Kreditbedingungen und Kreditqualität verschlechtern sich

Die Finanzierungskonditionen werden nicht mehr so günstig sein, und die Kreditqualität dürfte sich verschlechtern. Die Zahl der notleidenden Kredite wird voraussichtlich stark ansteigen. Mit der Zunahme der notleidenden Kredite zu Beginn der Pandemie war es sofort vorbei, als in der zweiten Hälfte 2021 die wirtschaftliche Erholung einsetzte. Wie die jüngste Umfrage zeigt, sind die Erwartungen seit Kriegsbeginn erneut umgeschlagen, und das stärker als in der Coronakrise. Das dürfte sowohl Unternehmen als auch private Haushalte betreffen.

Hintergrundinformationen

Die Abteilung Volkswirtschaftliche Analysen der EIB

Die Hauptabteilung Volkswirtschaftliche Analysen der EIB befasst sich mit Wirtschaftsforschung und volkswirtschaftlichen Studien. Außerdem untersucht sie die Investitionstätigkeit in der Europäischen Union und anderen Regionen. Sie unterstützt damit die Bank bei ihrer Arbeit und Positionierung und bei der Festlegung ihrer Strategien und Leitlinien. Das 40-köpfige Team der Hauptabteilung wird von Chefvolkswirtin Debora Revoltella geleitet.

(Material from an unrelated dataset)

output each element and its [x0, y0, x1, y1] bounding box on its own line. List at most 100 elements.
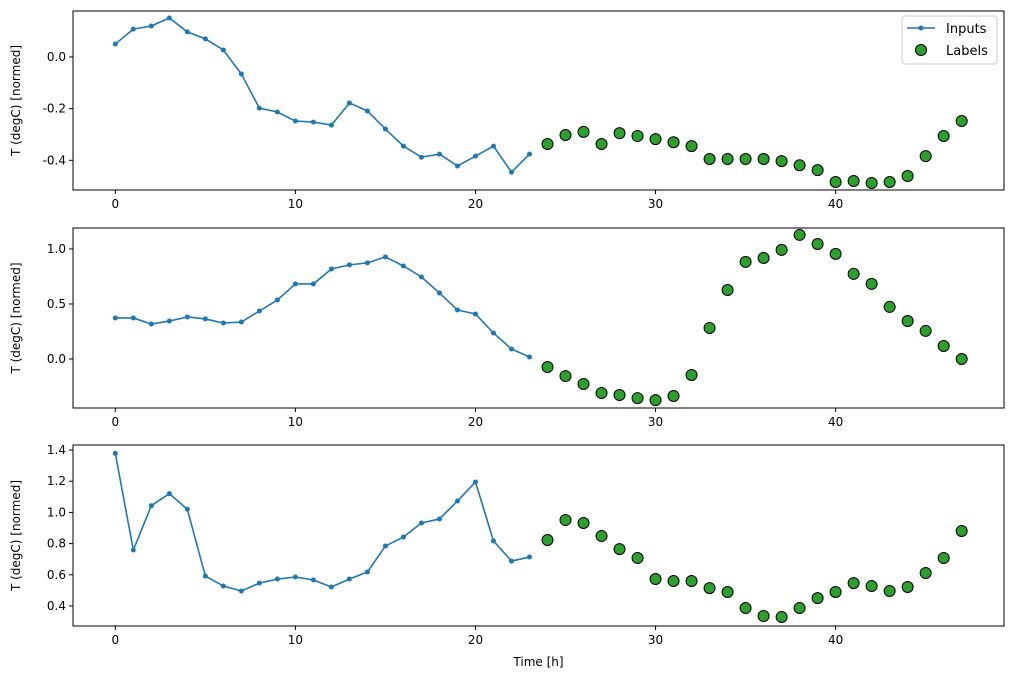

Die Umfrage der EIB zum Kreditgeschäft der Banken in Mittel-, Ost- und Südosteuropa

Die Umfrage der EIB zum Kreditgeschäft der Banken in Mittel-, Ost- und Südosteuropa (CESEE Bank Lending Survey) ist eine in dieser Form einmalige halbjährliche Befragung von rund 15 internationalen Bankengruppen und 85 Tochter- oder unabhängigen Banken in Mittel-, Ost- und Südosteuropa. Sie erhebt Daten zu Kreditanforderungen und -konditionen und zu den verschiedenen Einflussfaktoren im Inland und international. Auch die Kreditnachfrage wird untersucht. Die Umfrage enthält konkrete Fragen zur Kreditqualität und zu den Refinanzierungskonditionen der Banken. Damit kann ein Datenbestand aufgebaut werden, mit dem sich die Gesundheit des Bankensektors in Mittel-, Ost- und Südosteuropa – nahezu in Echtzeit – beurteilen lässt. Die Umfrage wurde von der Hauptabteilung Volkswirtschaftliche Analysen der EIB entwickelt und ist Teil einer Berichtsreihe der EBWE, des IWF und der Weltbank für die Wiener Initiative (http://vienna-initiative.com).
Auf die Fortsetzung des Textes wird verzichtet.